13 aprile 2022 Dalla rubrica delle Lettere del “Fatto quotidiano”:

TITOLO: I POTENZIALI VANTAGGI DELLA VITTORIA DI LE PEN

Ben venga la vittoria della Le Pen se si realizzeranno i tre punti seguenti: scioglimento della Nato e realizzazione di un esercito europeo; inclusione di Russia, Ucraina, Bielorussia e Turchia nella Ue; denuclearizzazione militare di tutta l’Europa tranne di Francia e Russia, garanti nucleari dell’unione. Con Xi Jingping e Trump non ci sono alternative per la prosperità e sicurezza dell’unione europea. Pietro Monfardini

Interpretando la linea politica del “Fatto”, un lettore traccia da vero statista il futuro dell’Unione Europa dopo l’auspicata vittoria di Le Pen. E il giornale pubblica, titolando e mancando di chiosare. Siamo veramente ammirati. Ma la fotografia potrebbe essere ancora più nitida: se vincessero gli eredi di Pétain, potremmo avere noi europei ben altri vantaggi, oltre a quelli citati.
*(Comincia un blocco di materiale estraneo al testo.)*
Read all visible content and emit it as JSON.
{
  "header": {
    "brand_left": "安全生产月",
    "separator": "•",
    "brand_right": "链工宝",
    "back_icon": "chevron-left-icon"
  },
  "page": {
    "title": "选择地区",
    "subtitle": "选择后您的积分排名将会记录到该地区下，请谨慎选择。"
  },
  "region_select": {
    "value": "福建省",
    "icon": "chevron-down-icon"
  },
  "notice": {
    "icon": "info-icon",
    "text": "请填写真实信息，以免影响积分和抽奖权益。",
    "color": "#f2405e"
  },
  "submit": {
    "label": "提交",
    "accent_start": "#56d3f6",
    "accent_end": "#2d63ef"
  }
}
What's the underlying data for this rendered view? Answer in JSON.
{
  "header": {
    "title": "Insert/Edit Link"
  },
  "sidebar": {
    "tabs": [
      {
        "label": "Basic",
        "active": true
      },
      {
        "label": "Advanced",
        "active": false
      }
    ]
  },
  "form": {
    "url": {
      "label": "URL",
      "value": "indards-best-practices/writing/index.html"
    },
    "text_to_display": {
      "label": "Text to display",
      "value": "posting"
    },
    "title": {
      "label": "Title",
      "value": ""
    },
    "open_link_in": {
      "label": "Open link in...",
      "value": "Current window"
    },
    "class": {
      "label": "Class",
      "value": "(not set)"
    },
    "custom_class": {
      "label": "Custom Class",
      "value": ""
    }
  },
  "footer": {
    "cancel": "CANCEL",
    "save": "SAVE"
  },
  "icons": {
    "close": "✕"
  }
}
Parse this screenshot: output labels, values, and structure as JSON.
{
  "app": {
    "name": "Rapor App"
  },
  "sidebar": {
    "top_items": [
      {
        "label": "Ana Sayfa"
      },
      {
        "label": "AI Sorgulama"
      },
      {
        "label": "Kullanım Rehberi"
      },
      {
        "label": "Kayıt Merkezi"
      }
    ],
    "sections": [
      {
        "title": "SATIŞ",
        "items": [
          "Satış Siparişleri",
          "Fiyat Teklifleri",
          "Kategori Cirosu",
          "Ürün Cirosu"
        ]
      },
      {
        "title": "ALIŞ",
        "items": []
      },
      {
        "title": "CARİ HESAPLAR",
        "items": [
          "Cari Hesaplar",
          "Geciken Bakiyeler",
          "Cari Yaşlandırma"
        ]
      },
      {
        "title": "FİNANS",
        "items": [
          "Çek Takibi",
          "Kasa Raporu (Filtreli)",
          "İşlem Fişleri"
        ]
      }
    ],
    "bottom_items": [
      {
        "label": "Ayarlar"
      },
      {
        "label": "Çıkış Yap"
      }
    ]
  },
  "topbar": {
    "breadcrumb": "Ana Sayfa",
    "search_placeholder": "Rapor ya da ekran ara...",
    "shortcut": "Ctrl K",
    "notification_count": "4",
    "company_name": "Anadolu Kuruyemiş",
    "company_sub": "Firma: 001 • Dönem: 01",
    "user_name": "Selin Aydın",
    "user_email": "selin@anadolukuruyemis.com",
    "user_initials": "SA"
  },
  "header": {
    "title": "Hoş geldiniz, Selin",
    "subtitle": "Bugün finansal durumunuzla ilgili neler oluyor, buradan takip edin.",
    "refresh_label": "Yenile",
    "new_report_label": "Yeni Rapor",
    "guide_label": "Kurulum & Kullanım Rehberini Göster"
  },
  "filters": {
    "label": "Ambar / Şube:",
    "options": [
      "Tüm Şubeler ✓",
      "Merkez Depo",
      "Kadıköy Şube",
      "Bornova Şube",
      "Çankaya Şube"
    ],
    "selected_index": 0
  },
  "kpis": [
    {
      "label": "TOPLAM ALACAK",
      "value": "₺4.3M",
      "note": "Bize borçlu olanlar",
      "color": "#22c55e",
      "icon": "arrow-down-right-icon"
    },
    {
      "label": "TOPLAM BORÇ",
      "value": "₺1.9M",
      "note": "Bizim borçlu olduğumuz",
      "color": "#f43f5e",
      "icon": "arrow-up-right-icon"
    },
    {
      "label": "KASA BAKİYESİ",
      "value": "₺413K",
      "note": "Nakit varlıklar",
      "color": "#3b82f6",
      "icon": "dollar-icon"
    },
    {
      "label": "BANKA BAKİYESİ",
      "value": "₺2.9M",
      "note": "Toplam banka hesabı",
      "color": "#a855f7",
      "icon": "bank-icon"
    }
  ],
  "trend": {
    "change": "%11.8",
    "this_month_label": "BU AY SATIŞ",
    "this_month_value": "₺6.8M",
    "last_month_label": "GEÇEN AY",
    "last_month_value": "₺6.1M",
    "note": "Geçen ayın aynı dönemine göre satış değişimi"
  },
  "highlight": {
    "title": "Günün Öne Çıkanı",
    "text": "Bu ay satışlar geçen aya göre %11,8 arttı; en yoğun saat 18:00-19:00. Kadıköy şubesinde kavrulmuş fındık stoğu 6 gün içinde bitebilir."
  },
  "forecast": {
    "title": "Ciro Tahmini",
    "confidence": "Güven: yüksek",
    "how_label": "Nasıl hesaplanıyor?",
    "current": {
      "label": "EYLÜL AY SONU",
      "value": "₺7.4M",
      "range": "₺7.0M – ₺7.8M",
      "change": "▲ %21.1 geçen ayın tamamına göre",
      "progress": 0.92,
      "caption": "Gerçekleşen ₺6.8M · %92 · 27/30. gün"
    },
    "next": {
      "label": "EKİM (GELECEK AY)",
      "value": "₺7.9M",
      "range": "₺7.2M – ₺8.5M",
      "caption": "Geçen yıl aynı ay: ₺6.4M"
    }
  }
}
A parte la soddisfazione di avere finalmente con noi tre autocrati come si deve, della scuola fasciocomunista, l’arricchita nuova Unione Europea farebbe un salto in avanti di civiltà, dal post-illuminismo al pre-medioevo. Pensate una bella “Direttiva europea” che estenda a tutti la legge sulla stampa della Russia (pallottole in faccia comprese) oppure l’uso del veleno per risolvere i problemini della concorrenza politica, oppure l’introduzione obbligatoria dei severi usi e costumi turchi. Potremmo persino denazificare la Svezia. E via blaterando. Saremmo anche più sicuri, garantiti dalle bombe atomiche della fascista francese e del neo stalinista russo, nel caso che gli Stati Uniti ci aggredissero… Vorrei tanto essere francese per precipitarmi a votare a favore di Le Pen, assieme ai giornalisti del “Fatto”.